Underpinning the U.S. currency were investor concerns that major central banks, bolstered by their successful intervention earlier this week, may again join forces to buy billions of dollars to prop up the greenback.The Federal Reserve and the central banks of Japan, Germany and Switzerland bought dollars Tuesday in a coordinated action that took the U.S. currency to six-month highs against the German mark and Japanese yen.

"The dollar is generally supported by the idea that central banks aren't too far away from another intervention," said Michael Faust, a foreign exchange strategist at Bailard, Biehl & Kaiser, a San Mateo, Calif., money-management firm.

The dollar initially fell in overseas trading Friday, which ends before New York's session, in a follow-through to a dollar slump on Thursday. Investors had dumped dollars after a government report that the U.S. trade deficit ballooned to an unexpected $11.31 billion in June.

But by late Friday in New York, the dollar was quoted at 97.40 Japanese yen, up from 97.05 late Thursday.
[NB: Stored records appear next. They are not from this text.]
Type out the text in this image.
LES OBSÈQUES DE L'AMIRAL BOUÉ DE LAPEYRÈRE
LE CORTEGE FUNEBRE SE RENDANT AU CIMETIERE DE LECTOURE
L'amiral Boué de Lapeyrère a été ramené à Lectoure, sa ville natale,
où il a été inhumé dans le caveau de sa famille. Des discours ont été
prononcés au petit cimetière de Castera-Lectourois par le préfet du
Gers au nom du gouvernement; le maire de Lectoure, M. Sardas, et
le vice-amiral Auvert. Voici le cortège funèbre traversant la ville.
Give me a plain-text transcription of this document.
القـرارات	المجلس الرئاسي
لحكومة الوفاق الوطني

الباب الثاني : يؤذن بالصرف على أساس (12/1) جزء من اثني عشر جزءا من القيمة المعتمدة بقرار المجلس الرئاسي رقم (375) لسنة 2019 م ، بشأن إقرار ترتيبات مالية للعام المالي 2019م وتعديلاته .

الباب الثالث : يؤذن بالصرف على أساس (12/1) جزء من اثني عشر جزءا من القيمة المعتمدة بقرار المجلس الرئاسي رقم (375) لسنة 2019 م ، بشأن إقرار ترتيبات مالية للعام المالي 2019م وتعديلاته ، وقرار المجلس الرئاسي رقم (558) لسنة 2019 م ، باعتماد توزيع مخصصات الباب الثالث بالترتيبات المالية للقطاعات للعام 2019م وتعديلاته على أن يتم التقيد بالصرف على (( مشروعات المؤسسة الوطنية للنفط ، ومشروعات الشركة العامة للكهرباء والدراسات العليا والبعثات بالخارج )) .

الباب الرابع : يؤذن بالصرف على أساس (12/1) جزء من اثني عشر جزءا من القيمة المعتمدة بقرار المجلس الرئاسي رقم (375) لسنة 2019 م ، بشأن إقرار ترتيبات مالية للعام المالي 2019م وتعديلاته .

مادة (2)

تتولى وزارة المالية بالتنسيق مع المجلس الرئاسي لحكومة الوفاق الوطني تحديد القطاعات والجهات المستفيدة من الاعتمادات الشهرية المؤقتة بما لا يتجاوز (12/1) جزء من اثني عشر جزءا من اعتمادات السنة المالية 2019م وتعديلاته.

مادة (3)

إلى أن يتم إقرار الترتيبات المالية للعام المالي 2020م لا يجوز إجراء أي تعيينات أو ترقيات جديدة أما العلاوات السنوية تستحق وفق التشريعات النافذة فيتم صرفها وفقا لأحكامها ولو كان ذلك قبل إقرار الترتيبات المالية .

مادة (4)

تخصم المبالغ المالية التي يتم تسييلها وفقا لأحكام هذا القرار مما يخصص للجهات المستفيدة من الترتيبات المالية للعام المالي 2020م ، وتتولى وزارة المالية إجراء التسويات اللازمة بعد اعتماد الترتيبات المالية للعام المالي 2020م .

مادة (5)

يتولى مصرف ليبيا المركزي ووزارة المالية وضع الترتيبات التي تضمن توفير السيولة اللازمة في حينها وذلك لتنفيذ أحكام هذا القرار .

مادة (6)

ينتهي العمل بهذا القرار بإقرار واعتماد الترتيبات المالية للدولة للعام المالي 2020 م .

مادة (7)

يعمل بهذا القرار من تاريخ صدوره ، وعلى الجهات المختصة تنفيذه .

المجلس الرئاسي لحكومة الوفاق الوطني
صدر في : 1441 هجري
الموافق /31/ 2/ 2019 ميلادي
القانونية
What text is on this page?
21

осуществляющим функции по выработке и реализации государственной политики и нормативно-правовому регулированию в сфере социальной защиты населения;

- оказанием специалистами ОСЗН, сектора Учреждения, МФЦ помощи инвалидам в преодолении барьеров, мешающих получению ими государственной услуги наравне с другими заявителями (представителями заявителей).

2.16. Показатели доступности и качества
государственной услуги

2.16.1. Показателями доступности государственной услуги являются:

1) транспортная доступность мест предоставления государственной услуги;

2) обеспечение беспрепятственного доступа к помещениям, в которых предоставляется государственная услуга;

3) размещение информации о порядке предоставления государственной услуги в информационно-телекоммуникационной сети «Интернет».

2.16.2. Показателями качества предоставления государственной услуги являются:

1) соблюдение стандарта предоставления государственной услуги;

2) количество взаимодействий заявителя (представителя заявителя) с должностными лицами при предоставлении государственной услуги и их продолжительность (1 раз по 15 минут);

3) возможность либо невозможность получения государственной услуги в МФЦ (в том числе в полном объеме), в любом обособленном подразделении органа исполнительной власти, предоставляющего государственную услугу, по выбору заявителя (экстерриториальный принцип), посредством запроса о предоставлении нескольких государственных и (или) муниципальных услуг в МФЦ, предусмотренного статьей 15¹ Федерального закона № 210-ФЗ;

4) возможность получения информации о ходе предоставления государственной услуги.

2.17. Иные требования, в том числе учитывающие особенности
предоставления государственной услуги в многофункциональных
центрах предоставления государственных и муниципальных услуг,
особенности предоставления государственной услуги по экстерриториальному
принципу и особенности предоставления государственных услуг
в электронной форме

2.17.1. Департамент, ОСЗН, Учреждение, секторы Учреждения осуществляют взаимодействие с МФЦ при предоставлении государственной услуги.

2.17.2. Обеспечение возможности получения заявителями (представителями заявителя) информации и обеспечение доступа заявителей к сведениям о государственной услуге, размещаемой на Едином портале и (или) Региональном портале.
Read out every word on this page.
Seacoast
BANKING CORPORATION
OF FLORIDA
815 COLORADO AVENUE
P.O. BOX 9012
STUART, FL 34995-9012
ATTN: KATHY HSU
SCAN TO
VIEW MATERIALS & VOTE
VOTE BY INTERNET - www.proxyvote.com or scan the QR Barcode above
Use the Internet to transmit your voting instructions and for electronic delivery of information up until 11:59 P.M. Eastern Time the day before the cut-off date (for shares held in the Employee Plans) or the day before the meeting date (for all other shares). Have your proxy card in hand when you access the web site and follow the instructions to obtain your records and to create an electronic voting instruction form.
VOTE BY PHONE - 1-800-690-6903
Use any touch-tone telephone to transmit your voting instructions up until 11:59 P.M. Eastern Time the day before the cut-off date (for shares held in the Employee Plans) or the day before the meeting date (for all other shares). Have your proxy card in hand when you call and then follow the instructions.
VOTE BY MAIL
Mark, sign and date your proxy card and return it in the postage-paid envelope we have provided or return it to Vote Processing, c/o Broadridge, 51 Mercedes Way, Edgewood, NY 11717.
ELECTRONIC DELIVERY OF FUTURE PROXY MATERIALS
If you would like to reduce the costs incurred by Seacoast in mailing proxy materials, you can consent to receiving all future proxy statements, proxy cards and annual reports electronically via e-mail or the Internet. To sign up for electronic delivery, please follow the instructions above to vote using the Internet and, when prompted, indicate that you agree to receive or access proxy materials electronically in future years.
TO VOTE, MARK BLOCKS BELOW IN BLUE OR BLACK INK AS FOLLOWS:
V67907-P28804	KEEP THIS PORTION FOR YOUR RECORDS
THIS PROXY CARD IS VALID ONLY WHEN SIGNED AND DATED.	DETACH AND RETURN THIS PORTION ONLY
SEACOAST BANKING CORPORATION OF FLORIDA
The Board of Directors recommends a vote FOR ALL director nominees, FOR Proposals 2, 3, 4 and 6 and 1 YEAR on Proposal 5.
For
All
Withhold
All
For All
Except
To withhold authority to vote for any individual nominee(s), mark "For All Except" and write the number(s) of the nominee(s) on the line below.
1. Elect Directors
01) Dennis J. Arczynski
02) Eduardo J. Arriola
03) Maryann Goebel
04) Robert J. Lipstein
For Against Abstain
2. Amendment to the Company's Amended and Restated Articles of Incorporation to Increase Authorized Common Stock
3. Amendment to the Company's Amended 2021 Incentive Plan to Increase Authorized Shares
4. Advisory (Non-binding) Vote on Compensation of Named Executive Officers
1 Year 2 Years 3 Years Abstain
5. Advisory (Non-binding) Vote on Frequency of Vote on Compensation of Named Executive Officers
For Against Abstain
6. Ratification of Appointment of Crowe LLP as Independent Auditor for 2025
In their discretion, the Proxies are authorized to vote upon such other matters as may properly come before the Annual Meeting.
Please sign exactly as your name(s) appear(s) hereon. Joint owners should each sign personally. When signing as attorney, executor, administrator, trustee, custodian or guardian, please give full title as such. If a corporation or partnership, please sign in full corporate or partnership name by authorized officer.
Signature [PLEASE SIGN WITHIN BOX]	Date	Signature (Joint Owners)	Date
In London, the dollar had been quoted at 96.88 Japanese yen, down from 97.83.

The dollar also was changing hands in New York at 1.4760 German marks, up from 1.4728 marks late Thursday.

A week ago, the dollar bought 93.85 yen and 1.4382 marks.

Despite the dollar's impressive gains this week, several market players remained worried about fundamental issues marring the U.S. economy, including the persistent trade deficit.

Trade deficits raise the possibility of bigger dollar supplies flooding currency markets. Dollars spent on imports leave foreigners with greenbacks that have to be exchanged for their own money.

Other late dollar rates in New York, compared with late Thursday: 1.2235 Swiss francs, up from 1.2205; 5.0560 French francs, up from 5.0460; 1,629 Italian lire, up from 1,622; and 1.3588 Canadian dollars, down from 1.3603.

The dollar rose against the British pound, with sterling quoted at $1.5404, down from $1.5455. Earlier in London, the pound had risen to $1.5440 from $1.5341 late Thursday.